JAKARTA, KOMPAS.com - Menjelang pemilihan presiden pada 17 April 2019, berbagai dugaan dan prediksi digulirkan termasuk mengenai sikap masing-masing calon presiden dalam menanggapi pemberitaan media massa.
Salah satunya, timbul pertanyaan mengenai keberlangsungan kemerdekaan pers di masa pemerintahan mendatang.
Anggota Dewan Kehormatan Persatuan Wartawan Indonesia (PWI) Tri Agung Kristanto mengatakan, hal itu bisa saja terjadi. Menurut Tri, potensi membatasi kemerdekaan pers bisa muncul dari kedua calon presiden, baik Joko Widodo maupun Prabowo Subianto.
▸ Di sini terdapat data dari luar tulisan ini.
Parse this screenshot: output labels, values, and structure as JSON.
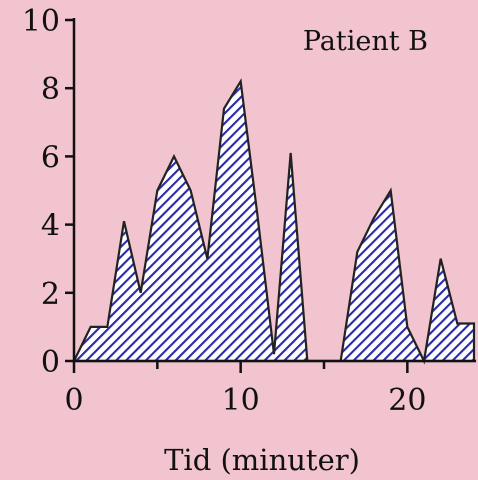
{
  "chart_data": {
    "type": "area",
    "title": "Patient B",
    "xlabel": "Tid (minuter)",
    "ylabel": "",
    "xlim": [
      0,
      24
    ],
    "ylim": [
      0,
      10
    ],
    "xticks": [
      0,
      10,
      20
    ],
    "xminor": [
      5,
      15
    ],
    "yticks": [
      0,
      2,
      4,
      6,
      8,
      10
    ],
    "grid": false,
    "colors": {
      "fill_hatch": "#2a2aa8",
      "fill_bg": "#ffffff",
      "outline": "#222222",
      "background": "#f2c4cf"
    },
    "series": [
      {
        "x": [
          0,
          1,
          2,
          3,
          4,
          5,
          6,
          7,
          8,
          9,
          10,
          11,
          12,
          13,
          14,
          15,
          16,
          17,
          18,
          19,
          20,
          21,
          22,
          23,
          24
        ],
        "values": [
          0,
          1,
          1,
          4.1,
          2,
          5,
          6,
          5,
          3,
          7.4,
          8.2,
          4.3,
          0.2,
          6.1,
          0,
          0,
          0,
          3.2,
          4.2,
          5,
          1,
          0,
          3,
          1.1,
          1.1
        ]
      }
    ]
  }
}
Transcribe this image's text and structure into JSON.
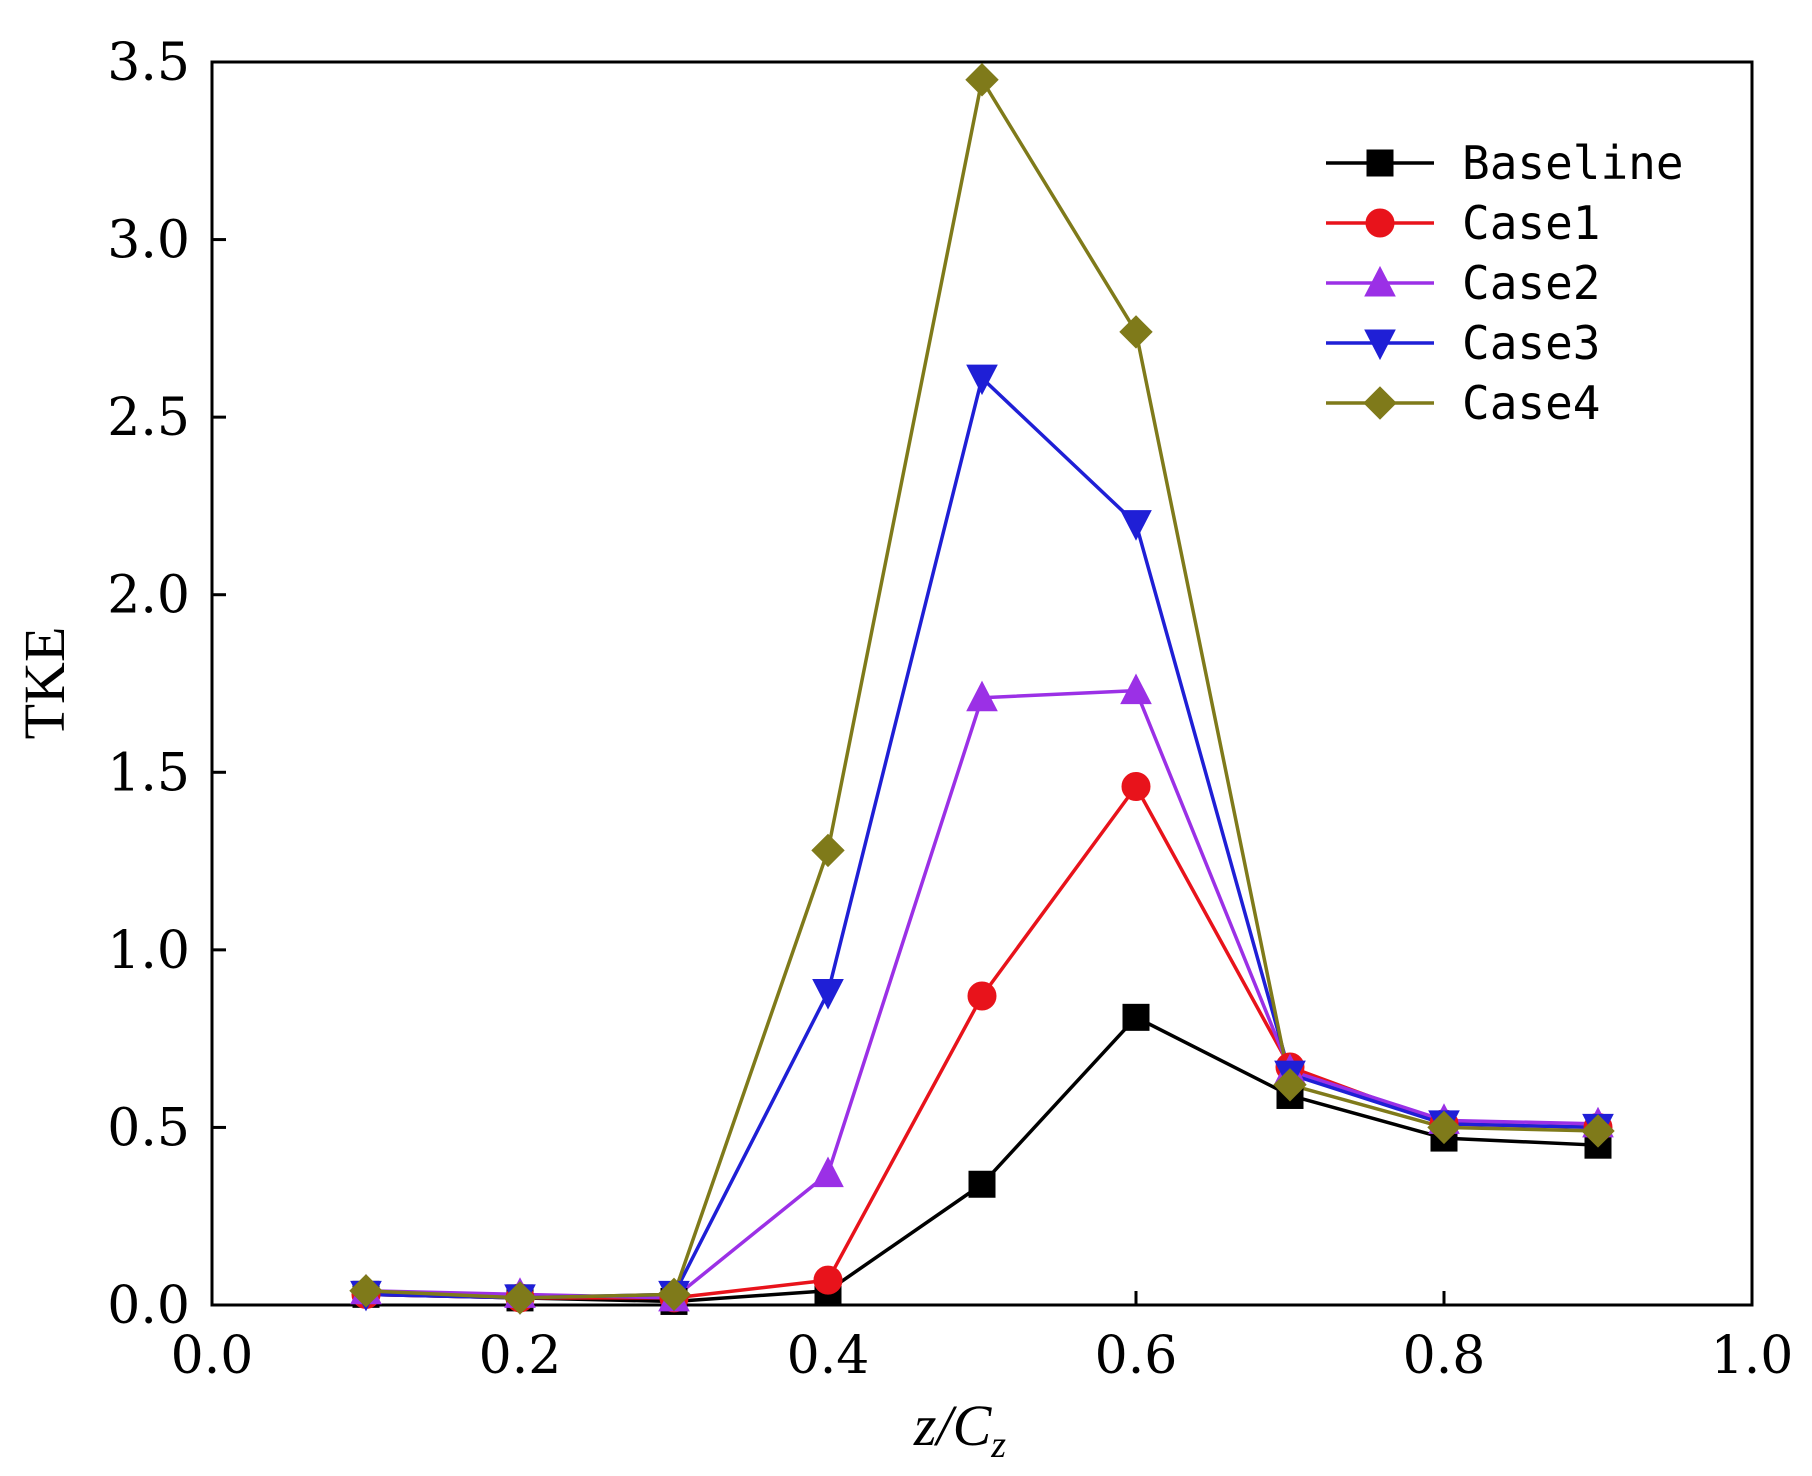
{
  "chart_data": {
    "type": "line",
    "title": "",
    "xlabel": {
      "main": "z/C",
      "sub": "z"
    },
    "ylabel": "TKE",
    "xlim": [
      0.0,
      1.0
    ],
    "ylim": [
      0.0,
      3.5
    ],
    "x_ticks": [
      "0.0",
      "0.2",
      "0.4",
      "0.6",
      "0.8",
      "1.0"
    ],
    "y_ticks": [
      "0.0",
      "0.5",
      "1.0",
      "1.5",
      "2.0",
      "2.5",
      "3.0",
      "3.5"
    ],
    "grid": false,
    "legend_position": "top-right",
    "x": [
      0.1,
      0.2,
      0.3,
      0.4,
      0.5,
      0.6,
      0.7,
      0.8,
      0.9
    ],
    "series": [
      {
        "name": "Baseline",
        "color": "#000000",
        "marker": "square",
        "values": [
          0.03,
          0.02,
          0.01,
          0.04,
          0.34,
          0.81,
          0.59,
          0.47,
          0.45
        ]
      },
      {
        "name": "Case1",
        "color": "#e8131b",
        "marker": "circle",
        "values": [
          0.03,
          0.02,
          0.02,
          0.07,
          0.87,
          1.46,
          0.67,
          0.51,
          0.5
        ]
      },
      {
        "name": "Case2",
        "color": "#9b30e6",
        "marker": "triangle-up",
        "values": [
          0.04,
          0.03,
          0.02,
          0.37,
          1.71,
          1.73,
          0.66,
          0.52,
          0.51
        ]
      },
      {
        "name": "Case3",
        "color": "#1f1fd6",
        "marker": "triangle-down",
        "values": [
          0.03,
          0.02,
          0.03,
          0.88,
          2.61,
          2.2,
          0.65,
          0.51,
          0.5
        ]
      },
      {
        "name": "Case4",
        "color": "#7f7a1a",
        "marker": "diamond",
        "values": [
          0.04,
          0.02,
          0.03,
          1.28,
          3.45,
          2.74,
          0.62,
          0.5,
          0.49
        ]
      }
    ]
  }
}
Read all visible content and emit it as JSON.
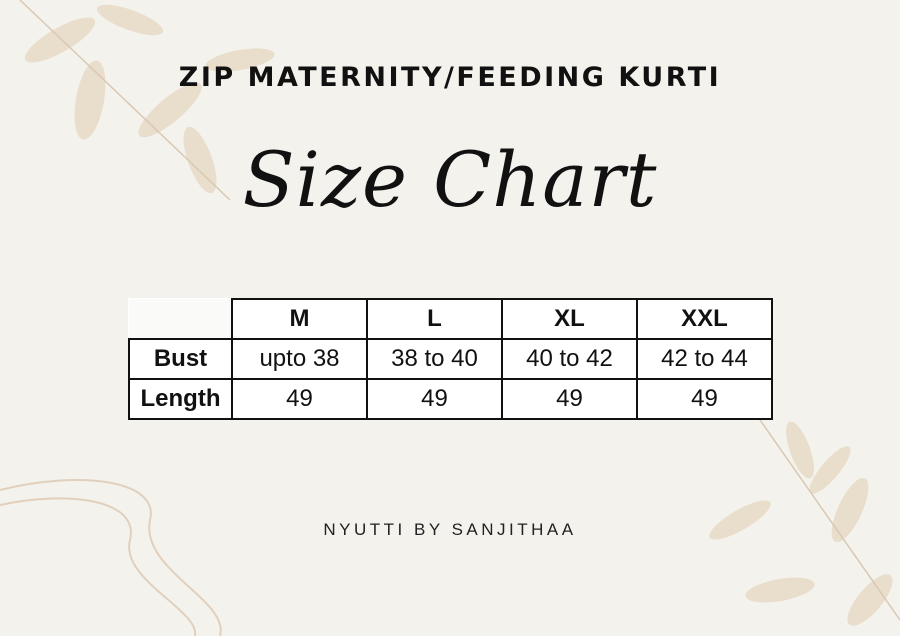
{
  "header": {
    "title": "ZIP MATERNITY/FEEDING KURTI",
    "subtitle": "Size Chart"
  },
  "table": {
    "columns": [
      "M",
      "L",
      "XL",
      "XXL"
    ],
    "rows": [
      {
        "label": "Bust",
        "values": [
          "upto 38",
          "38 to 40",
          "40 to 42",
          "42 to 44"
        ]
      },
      {
        "label": "Length",
        "values": [
          "49",
          "49",
          "49",
          "49"
        ]
      }
    ]
  },
  "footer": {
    "brand": "NYUTTI BY SANJITHAA"
  },
  "colors": {
    "background": "#f4f2ed",
    "leaf": "#e3d3bc",
    "text": "#111111"
  }
}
"Dua-duanya punya potensi meredam kebebasan pers, tapi punya potensi yang sama untuk memuliakan kemerdekaaan pers," ujar Tri dalam diskusi Jaringan Nasional Jurnalis Anti Hoaks di Kebayoran, Jakarta Selatan, Jumat (25/1/2019).
Menurut Tri, bentuk kekuasaan dalam jabatan sebagai presiden akan cenderung ingin menguasai berbagai hal. Salah satunya, sikap dominan untuk menguasai media massa.
Baca juga: AJI Mataram: Remisi Pembunuh Wartawan Jadi Langkah Mundur Kebebasan Pers
Meski demikian, Wakil Pemimpin Redaksi Harian Kompas tersebut tetap optimistis bahwa kemerdekaan pers akan tetap ada. Apalagi, kemerdekaan pers dilandasi regulasi dan dijamin oleh konstitusi.
Misalnya, Pasal 28 Undang-Undang Dasar 1945, menjamin bahwa setiap warga negara bebas untuk berserikat, berkumpul dan mengeluarkan pikiran dengan tulisan atau lisan. Kemudian, setiap orang berhak untuk berkomunikasi dan memeroleh informasi.
"Kalau kita (wartawan) kompak, kemerdekaan pers akan tetap ada dan jadi alat kontrol kekuasaan," kata Tri.